Um ditador é um ditador
A palavra ditador parece ter caído definitivamente em desuso em Portugal. Só isto explica que a SIC Notícias tenha hoje revelado ao País que "morreu o líder da Coreia do Norte". E no entanto não conheço nenhum outro dirigente mundial, na actualidade, que merecesse tanto o epíteto de ditador como Kim Jong-il, herdeiro da mais longa dinastia comunista do planeta. Nem conheço nenhum país que ostente um nome oficial tão desfasado da realidade como a chamada República Democrática Popular da Coreia. Um país que nada tem de republicano, pois o poder transita ali dentro do mesmo ramo familiar, como era costume na corte absolutista de Versalhes: o tirano agora falecido herdara o ceptro do pai, Kim Il-sung, e o seu indigitado sucessor será o filho mais novo, Kim Jong-un. Um país que nada tem de democrático: a transmissão do comando supremo ocorre em Pyongyang por simples decreto emanado da cúpula do partido único, enquanto os direitos mais elementares são ferozmente espezinhados. Um país que nada tem de popular: os norte-coreanos continuam a fugir para o exterior, com risco da própria vida, para escapar às tenebrosas condições proporcionadas pelo regime estalinista implantado em 1948. Um regime que condena a sua própria população à miséria e à fome, em flagrante contraste com a vizinha Coreia do Sul.

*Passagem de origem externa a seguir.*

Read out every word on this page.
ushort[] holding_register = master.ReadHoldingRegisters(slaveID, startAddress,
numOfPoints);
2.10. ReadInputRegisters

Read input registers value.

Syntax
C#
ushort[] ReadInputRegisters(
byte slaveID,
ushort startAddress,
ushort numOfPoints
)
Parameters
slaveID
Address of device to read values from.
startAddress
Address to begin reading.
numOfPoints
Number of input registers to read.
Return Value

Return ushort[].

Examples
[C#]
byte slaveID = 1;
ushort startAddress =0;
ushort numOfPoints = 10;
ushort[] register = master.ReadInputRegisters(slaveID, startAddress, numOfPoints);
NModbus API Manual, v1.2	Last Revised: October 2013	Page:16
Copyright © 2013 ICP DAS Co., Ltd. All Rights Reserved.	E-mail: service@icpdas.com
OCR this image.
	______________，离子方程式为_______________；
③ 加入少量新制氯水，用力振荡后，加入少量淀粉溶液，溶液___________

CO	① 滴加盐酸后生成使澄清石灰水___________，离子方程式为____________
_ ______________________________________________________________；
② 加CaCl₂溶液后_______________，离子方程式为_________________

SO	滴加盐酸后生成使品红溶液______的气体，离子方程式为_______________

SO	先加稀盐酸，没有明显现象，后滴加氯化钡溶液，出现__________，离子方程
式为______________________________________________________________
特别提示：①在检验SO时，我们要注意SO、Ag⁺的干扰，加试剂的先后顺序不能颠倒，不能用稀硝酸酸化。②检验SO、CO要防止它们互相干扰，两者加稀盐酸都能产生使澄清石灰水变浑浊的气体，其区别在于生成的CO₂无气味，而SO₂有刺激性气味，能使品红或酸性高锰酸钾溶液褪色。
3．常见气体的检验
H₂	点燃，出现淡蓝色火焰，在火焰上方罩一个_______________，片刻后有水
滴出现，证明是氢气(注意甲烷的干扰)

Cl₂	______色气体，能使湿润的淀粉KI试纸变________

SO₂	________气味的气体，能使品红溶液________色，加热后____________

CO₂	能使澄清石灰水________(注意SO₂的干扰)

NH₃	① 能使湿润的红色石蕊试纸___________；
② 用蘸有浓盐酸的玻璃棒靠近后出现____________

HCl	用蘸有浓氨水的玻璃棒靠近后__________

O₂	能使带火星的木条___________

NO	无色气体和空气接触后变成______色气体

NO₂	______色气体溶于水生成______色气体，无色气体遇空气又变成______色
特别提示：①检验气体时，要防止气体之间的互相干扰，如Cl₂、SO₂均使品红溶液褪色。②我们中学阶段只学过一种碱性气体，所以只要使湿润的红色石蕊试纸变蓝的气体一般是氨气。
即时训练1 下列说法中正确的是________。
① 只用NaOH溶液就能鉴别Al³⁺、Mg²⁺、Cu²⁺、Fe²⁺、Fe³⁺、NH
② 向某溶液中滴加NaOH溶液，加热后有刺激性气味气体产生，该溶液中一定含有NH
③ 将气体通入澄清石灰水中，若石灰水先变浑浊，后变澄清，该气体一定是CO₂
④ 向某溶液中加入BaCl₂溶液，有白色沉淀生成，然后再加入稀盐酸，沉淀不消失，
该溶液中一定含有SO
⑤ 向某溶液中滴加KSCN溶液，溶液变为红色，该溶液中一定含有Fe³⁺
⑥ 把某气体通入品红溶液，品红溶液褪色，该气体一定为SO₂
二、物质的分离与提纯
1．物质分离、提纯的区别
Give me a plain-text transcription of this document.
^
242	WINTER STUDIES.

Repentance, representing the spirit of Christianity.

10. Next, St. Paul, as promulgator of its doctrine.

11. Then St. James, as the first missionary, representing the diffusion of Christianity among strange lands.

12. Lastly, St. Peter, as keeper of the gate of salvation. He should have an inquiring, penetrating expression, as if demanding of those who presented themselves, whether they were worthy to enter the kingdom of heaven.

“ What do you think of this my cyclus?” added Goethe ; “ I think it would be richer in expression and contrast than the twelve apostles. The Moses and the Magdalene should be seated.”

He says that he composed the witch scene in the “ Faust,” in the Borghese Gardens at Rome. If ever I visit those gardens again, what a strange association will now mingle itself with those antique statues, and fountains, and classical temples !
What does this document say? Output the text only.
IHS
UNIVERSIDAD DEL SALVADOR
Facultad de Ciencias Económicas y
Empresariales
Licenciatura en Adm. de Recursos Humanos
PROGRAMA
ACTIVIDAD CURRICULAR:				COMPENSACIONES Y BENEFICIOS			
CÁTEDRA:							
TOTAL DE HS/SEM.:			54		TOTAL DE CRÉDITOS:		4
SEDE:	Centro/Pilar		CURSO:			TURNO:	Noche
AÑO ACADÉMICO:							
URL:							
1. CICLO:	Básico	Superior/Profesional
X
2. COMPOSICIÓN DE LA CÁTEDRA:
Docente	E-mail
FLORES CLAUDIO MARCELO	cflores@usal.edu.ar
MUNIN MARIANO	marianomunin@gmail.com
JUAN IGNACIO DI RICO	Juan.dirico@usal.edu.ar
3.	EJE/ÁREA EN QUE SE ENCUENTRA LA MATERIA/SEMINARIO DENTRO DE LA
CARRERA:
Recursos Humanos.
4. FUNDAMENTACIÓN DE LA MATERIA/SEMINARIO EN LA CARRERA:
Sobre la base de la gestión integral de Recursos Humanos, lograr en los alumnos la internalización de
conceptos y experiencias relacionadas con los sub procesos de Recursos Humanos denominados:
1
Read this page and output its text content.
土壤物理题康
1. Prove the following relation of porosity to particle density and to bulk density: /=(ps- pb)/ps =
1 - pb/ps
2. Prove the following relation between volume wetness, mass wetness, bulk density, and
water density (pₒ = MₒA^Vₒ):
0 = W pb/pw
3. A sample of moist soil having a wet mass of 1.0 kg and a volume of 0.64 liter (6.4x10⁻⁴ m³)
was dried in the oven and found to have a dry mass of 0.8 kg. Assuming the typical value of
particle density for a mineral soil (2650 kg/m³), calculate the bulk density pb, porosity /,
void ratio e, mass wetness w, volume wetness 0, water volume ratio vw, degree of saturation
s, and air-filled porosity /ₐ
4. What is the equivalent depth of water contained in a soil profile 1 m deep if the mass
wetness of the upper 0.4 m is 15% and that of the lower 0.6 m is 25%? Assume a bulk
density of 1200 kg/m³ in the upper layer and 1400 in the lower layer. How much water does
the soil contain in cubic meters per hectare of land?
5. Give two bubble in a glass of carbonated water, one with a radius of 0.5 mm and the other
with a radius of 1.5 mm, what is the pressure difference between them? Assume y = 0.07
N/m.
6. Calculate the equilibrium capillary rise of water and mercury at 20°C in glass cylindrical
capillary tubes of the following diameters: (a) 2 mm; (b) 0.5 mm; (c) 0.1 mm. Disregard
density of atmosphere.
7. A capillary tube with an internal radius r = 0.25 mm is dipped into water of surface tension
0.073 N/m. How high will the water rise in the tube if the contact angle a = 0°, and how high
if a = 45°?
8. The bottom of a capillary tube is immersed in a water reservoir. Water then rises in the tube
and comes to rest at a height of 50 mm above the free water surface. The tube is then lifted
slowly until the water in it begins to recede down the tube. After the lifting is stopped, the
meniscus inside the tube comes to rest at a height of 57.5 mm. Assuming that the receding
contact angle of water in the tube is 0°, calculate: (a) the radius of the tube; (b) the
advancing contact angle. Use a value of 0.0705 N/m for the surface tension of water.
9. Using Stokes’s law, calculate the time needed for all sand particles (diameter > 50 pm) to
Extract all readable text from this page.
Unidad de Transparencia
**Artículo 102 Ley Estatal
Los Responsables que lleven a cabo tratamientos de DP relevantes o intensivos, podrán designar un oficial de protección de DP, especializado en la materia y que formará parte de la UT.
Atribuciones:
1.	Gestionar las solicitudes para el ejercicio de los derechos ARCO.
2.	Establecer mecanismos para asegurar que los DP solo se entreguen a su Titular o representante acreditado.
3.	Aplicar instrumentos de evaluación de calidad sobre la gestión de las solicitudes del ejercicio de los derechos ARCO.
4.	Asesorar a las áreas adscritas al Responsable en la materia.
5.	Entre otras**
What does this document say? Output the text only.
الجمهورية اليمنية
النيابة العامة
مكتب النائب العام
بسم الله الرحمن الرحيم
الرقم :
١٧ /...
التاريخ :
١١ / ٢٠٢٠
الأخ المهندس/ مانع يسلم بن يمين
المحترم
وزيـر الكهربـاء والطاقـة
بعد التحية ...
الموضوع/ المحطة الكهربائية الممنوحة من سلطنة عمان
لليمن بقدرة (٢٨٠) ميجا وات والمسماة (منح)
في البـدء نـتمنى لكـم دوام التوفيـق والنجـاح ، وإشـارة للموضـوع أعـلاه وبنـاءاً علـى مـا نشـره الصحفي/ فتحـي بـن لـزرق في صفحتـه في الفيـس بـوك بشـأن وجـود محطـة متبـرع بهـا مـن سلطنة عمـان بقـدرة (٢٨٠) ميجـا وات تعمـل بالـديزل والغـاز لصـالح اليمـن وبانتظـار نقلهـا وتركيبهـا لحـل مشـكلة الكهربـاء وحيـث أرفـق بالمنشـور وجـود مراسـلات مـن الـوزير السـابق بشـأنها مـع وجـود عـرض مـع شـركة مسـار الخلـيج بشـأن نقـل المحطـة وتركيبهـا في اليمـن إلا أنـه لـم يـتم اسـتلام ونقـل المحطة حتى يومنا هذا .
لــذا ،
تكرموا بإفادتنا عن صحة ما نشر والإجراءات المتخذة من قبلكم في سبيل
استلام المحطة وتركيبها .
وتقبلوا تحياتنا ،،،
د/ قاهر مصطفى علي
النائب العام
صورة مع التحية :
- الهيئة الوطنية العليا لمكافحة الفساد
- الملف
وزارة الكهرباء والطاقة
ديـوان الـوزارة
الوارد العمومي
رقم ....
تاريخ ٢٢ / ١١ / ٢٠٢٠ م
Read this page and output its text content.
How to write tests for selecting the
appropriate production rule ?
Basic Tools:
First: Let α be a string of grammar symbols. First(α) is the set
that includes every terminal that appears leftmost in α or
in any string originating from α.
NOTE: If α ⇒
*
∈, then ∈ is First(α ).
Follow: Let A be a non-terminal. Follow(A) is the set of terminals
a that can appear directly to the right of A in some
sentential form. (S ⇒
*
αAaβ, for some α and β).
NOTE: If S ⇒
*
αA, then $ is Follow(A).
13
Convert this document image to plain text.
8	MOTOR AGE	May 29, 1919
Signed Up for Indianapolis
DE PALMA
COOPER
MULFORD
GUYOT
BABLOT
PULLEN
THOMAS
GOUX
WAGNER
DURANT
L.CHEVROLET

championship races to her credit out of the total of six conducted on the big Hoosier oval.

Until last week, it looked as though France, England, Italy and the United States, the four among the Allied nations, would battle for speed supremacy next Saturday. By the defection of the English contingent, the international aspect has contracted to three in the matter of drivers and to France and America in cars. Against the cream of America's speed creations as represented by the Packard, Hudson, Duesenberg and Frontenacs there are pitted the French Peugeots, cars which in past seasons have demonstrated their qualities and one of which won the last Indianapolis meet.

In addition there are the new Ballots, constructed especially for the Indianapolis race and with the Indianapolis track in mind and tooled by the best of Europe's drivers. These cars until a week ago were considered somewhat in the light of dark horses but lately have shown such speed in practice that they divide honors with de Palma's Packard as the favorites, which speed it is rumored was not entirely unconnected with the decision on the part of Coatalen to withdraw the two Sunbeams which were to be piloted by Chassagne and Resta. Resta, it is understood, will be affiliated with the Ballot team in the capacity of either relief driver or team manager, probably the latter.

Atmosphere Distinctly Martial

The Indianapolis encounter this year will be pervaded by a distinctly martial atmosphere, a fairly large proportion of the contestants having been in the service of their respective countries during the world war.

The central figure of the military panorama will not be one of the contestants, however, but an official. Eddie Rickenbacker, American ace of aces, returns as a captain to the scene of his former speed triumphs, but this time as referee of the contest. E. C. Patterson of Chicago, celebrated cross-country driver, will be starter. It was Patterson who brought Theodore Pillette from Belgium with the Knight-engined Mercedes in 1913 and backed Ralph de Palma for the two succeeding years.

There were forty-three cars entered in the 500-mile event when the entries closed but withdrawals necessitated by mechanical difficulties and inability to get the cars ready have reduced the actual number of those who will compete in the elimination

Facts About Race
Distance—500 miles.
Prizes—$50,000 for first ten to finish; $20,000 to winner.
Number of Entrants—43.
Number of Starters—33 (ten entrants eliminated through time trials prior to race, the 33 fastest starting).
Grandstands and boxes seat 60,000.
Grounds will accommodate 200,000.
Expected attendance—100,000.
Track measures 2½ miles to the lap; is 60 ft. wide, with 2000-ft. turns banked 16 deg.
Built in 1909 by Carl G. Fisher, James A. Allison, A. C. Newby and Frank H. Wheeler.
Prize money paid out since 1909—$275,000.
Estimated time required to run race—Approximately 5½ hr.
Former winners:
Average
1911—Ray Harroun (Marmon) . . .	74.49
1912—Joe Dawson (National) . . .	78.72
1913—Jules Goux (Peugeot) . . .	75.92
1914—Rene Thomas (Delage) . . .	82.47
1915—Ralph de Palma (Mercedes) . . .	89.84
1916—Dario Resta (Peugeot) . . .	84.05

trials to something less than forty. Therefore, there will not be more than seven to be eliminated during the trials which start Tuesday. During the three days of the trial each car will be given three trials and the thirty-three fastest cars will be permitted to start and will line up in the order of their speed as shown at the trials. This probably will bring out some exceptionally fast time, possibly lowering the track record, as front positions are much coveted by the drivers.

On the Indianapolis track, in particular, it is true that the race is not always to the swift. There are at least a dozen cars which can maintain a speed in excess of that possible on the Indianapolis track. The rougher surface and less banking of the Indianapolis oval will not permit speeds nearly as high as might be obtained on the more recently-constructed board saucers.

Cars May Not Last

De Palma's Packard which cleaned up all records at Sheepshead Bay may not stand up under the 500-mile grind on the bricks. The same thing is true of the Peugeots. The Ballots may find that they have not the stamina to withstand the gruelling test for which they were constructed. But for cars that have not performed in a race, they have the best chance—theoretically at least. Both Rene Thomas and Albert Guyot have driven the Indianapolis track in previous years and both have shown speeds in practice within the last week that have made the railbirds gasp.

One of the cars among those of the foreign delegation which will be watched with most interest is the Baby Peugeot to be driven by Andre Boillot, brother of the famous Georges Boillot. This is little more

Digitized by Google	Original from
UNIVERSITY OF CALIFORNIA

Morto o ditador, quem se apressou a endereçar condolências ao "povo coreano"? Naturalmente o PCP, que em vez de se insurgir contra a tirania prefere lançar farpas aos Estados Unidos. Omitindo a prática de tortura, as frequentes execuções públicas e a existência de dezenas de milhares de presos políticos na monarquia vermelha.
Nada que nos deva espantar: nas teses ao XVIII congresso do partido, em 2008, os estrategos da Soeiro Pereira Gomes elogiaram o regime de Pyongyang nestes termos inequívocos: "Importante realidade do quadro internacional, nomeadamente pelo seu papel de resistência à 'nova ordem' imperialista, são os países que definem como orientação e objectivo a construção duma sociedade socialista - Cuba, China, Vietname, Laos e R.D.P. da Coreia" (destaques a negro das próprias teses). Um facto que mereceu críticas de alguns dos mais prestigiados militantes do PCP, como o ex-líder parlamentar Octávio Teixeira.
O que seria de esperar de um partido que, nas páginas do seu jornal oficial, considera a Rússia estalinista "a mais brilhante conquista da história da humanidade"?
ADENDA: O Estado de São Paulo chama ditador a Kim Jong-il. E o New York Times também. Ao contrário do que fizeram, por exemplo, o JN e o Público. É reconfortante saber que na grande imprensa internacional ainda há quem chame as coisas pelo seu nome. Porque um ditador continua a ser um ditador. Tenha a cor política que tiver.